A questão principal será tentar perceber como começam, com que base, com que estrutura, com que regras...

Por muito frio ou feio que isto pareça, as relações são contratos. Com cláusulas específicas, definidas por cada um dos outorgantes. Quando estas cláusulas são desrespeitadas, começa o fim.

Aparentemente parece simples! Eu mostro o meu contrato com as minhas cláusulas, o outro faz o mesmo, encontram-se todas as exigências e faz-se um contrato mútuo que aos dois agrade. Ambos concordam com as regras e ambos estão dispostos a cumpri-las. Nada mais fácil, não é? Nah!...

Feliz ou infelizmente – dependendo do ponto de vista – o ser humano é rebelde. Inconformista. Dado à mudança. E como tal, não consegue viver muito tempo com regras. Ainda que, estas tenham sido estabelecidas por si ou com o seu acordo prévio.
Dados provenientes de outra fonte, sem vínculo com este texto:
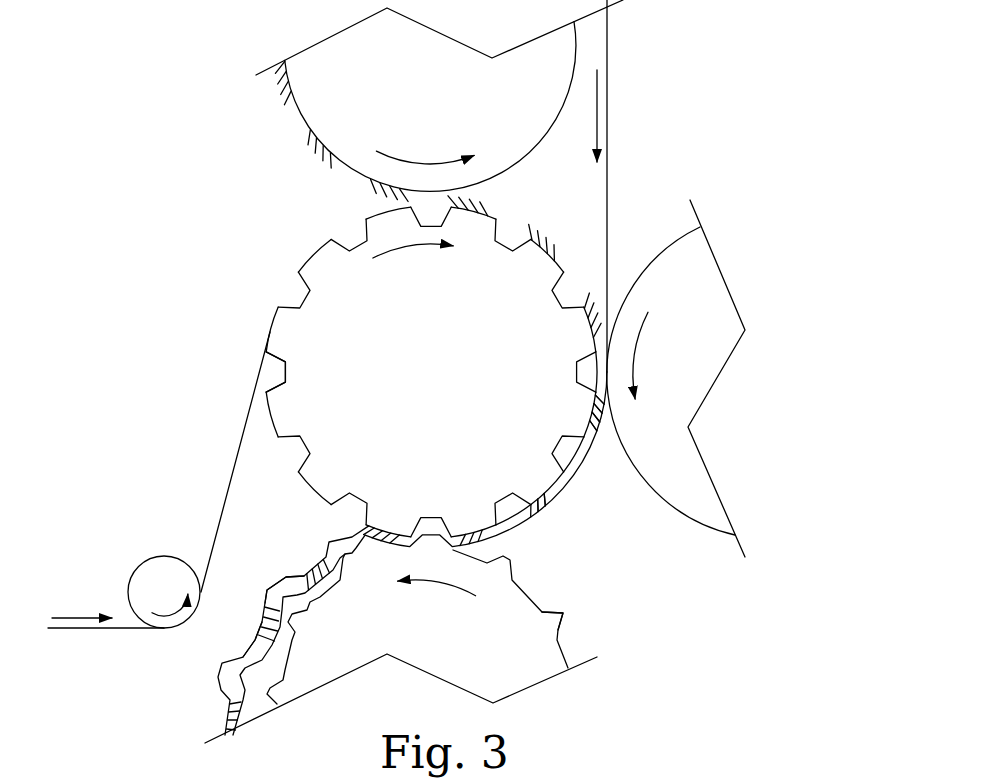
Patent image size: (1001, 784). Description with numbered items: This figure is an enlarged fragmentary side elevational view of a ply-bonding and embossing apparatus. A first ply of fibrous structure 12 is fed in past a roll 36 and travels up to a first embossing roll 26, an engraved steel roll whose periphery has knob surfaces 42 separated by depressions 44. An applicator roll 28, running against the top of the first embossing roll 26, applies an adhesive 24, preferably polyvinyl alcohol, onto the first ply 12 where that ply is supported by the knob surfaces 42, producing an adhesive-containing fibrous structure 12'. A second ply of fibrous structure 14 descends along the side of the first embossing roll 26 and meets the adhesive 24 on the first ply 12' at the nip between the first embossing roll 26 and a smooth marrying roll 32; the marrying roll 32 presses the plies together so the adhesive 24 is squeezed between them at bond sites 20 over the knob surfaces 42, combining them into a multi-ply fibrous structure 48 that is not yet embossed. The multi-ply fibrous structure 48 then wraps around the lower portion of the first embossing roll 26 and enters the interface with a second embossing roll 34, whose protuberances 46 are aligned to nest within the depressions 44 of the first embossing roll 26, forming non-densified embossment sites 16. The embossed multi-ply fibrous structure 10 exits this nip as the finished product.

The embossed multi-ply fibrous structure 10 is at (265, 600).
The first ply of fibrous structure 12 is at (106, 660).
The adhesive-containing fibrous structure 12' is at (559, 232).
The second ply of fibrous structure 14 is at (610, 153).
The embossment sites 16 is at (340, 538).
The bond sites 20 is at (313, 568).
The adhesive 24 is at (285, 93).
The first embossing roll 26 is at (445, 400).
The applicator roll 28 is at (328, 55).
The marrying roll 32 is at (722, 350).
The second embossing roll 34 is at (412, 655).
The idler roll 36 is at (175, 605).
The knob surfaces 42 is at (266, 415).
The depressions 44 is at (262, 368).
The protuberances 46 is at (567, 618).
The multi-ply fibrous structure 48 is at (517, 533).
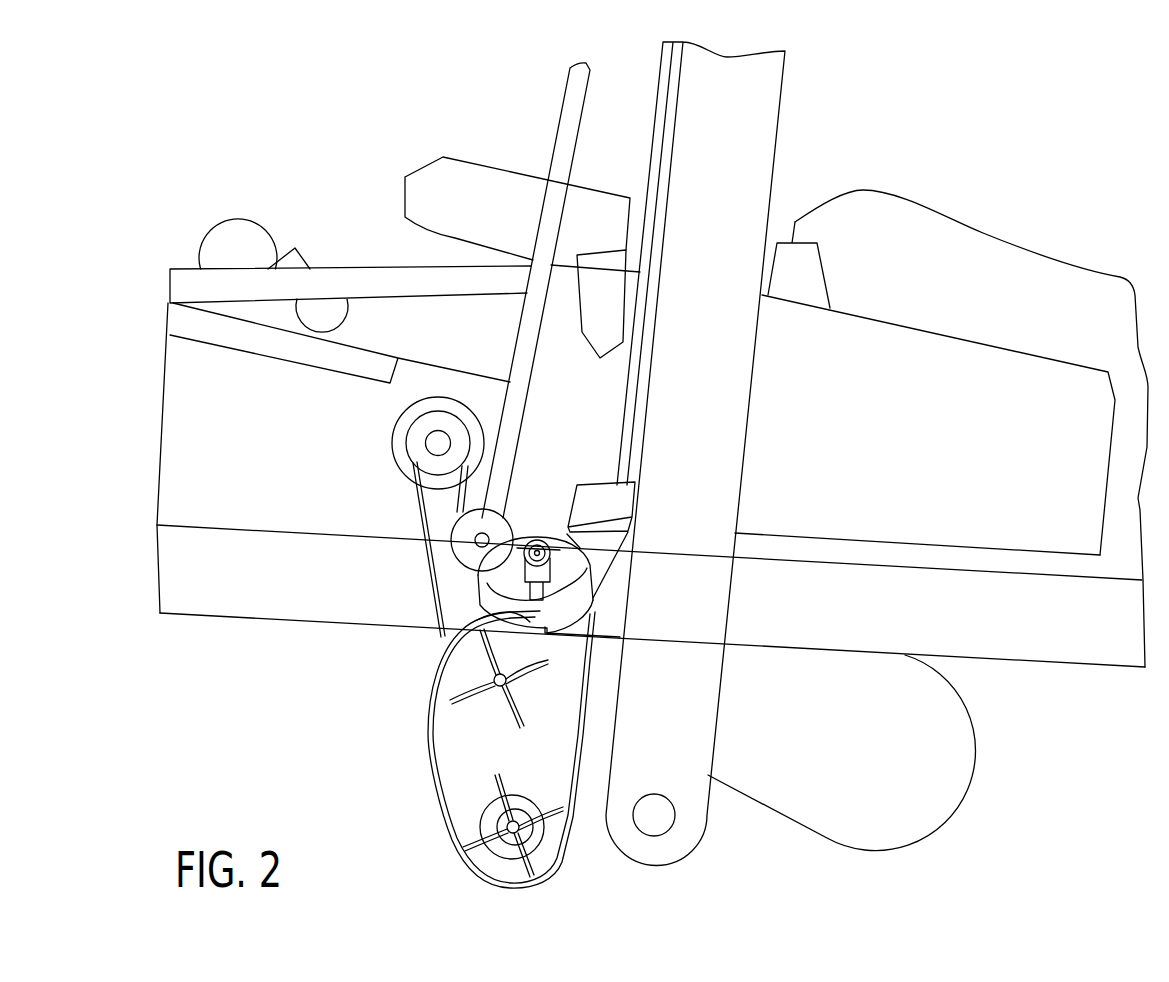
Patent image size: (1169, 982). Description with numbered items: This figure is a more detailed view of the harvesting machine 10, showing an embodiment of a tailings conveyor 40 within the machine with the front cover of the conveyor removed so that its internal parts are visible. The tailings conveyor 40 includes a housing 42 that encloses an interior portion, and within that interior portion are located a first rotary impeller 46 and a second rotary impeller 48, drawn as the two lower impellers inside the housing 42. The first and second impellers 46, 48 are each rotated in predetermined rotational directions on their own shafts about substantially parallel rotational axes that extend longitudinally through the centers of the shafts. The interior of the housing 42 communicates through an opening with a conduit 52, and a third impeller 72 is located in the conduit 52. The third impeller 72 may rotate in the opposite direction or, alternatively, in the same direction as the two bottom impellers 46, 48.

The harvester / machine 10 is at (652, 453).
The tailings conveyor 40 is at (504, 650).
The housing 42 is at (428, 775).
The first rotary impeller 46 is at (478, 822).
The second rotary impeller 48 is at (512, 688).
The conduit 52 is at (610, 570).
The third impeller 72 is at (554, 543).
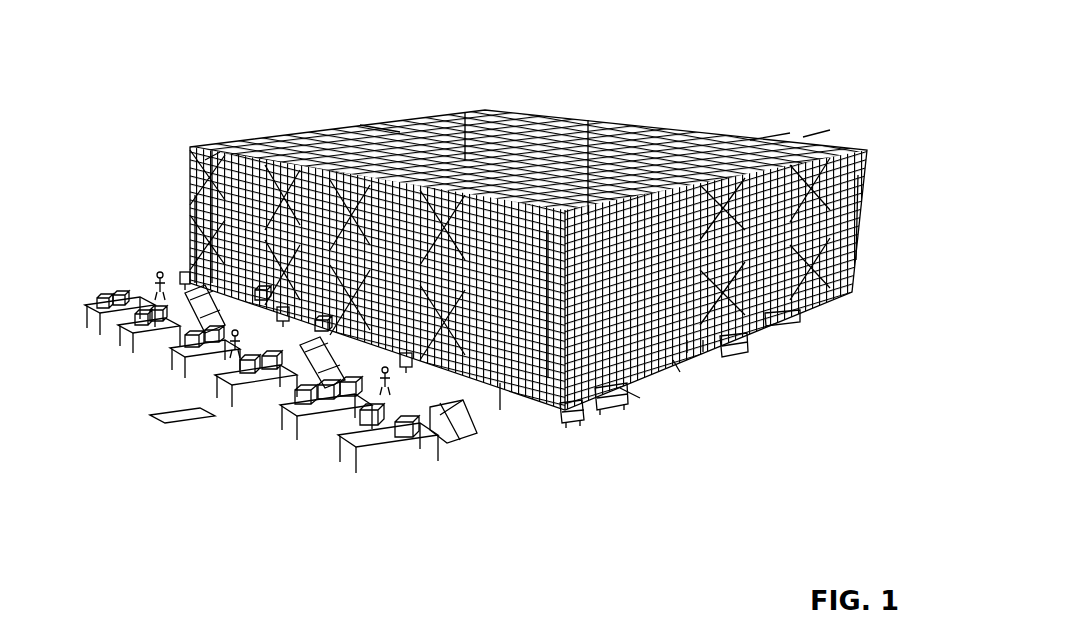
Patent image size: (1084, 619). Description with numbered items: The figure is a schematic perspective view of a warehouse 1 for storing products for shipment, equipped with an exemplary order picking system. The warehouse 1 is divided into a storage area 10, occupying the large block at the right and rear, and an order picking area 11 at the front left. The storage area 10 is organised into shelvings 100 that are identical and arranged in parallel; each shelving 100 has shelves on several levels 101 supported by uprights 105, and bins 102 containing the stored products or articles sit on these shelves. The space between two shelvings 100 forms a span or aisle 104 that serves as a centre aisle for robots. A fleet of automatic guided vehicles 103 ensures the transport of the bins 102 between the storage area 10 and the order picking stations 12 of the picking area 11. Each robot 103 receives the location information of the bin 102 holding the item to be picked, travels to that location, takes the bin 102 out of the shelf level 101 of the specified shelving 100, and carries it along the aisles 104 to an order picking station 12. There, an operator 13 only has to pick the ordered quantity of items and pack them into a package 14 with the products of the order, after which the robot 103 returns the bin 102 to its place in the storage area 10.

The warehouse 1 is at (232, 106).
The storage area 10 is at (748, 488).
The order picking area 11 is at (492, 520).
The order picking station 12 is at (267, 413).
The operator 13 is at (160, 273).
The package 14 is at (97, 298).
The shelving 100 is at (187, 151).
The shelf level 101 is at (195, 197).
The bin 102 is at (373, 125).
The automatic guided vehicle 103 is at (567, 428).
The aisle 104 is at (673, 360).
The upright 105 is at (212, 157).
Existem aquelas regras básicas das relações que por uma razão de lógica nem precisariam entrar nos contratos. Mas, pelo sim, pelo não, é melhor incluí-las... não vá a outra parte achar “... ah e tal... não consta no contrato que não posso dar umas voltinhas por fora, por isso vou aproveitar...”. Vá lá, ó amigo, tenhamos termos...

Temos de ser honestos!

Embora pareça mal impormos e expormos todas as nossas regras e todos os factores, que do nosso ponto de vista, possam prejudicar o bem-estar da relação, é fundamental que o façamos. Explicarmos muito bem para que o outro outorgante entenda, é poupança de chatices futuras e quem sabe, de uma separação mais dolorosa, com o corte ao meio daquele CD especial com as músicas do coração de ambos, expropriação dos locais onde ambos foram felizes, divisão dos grãos de areia da praia onde passaram aquela tarde especial.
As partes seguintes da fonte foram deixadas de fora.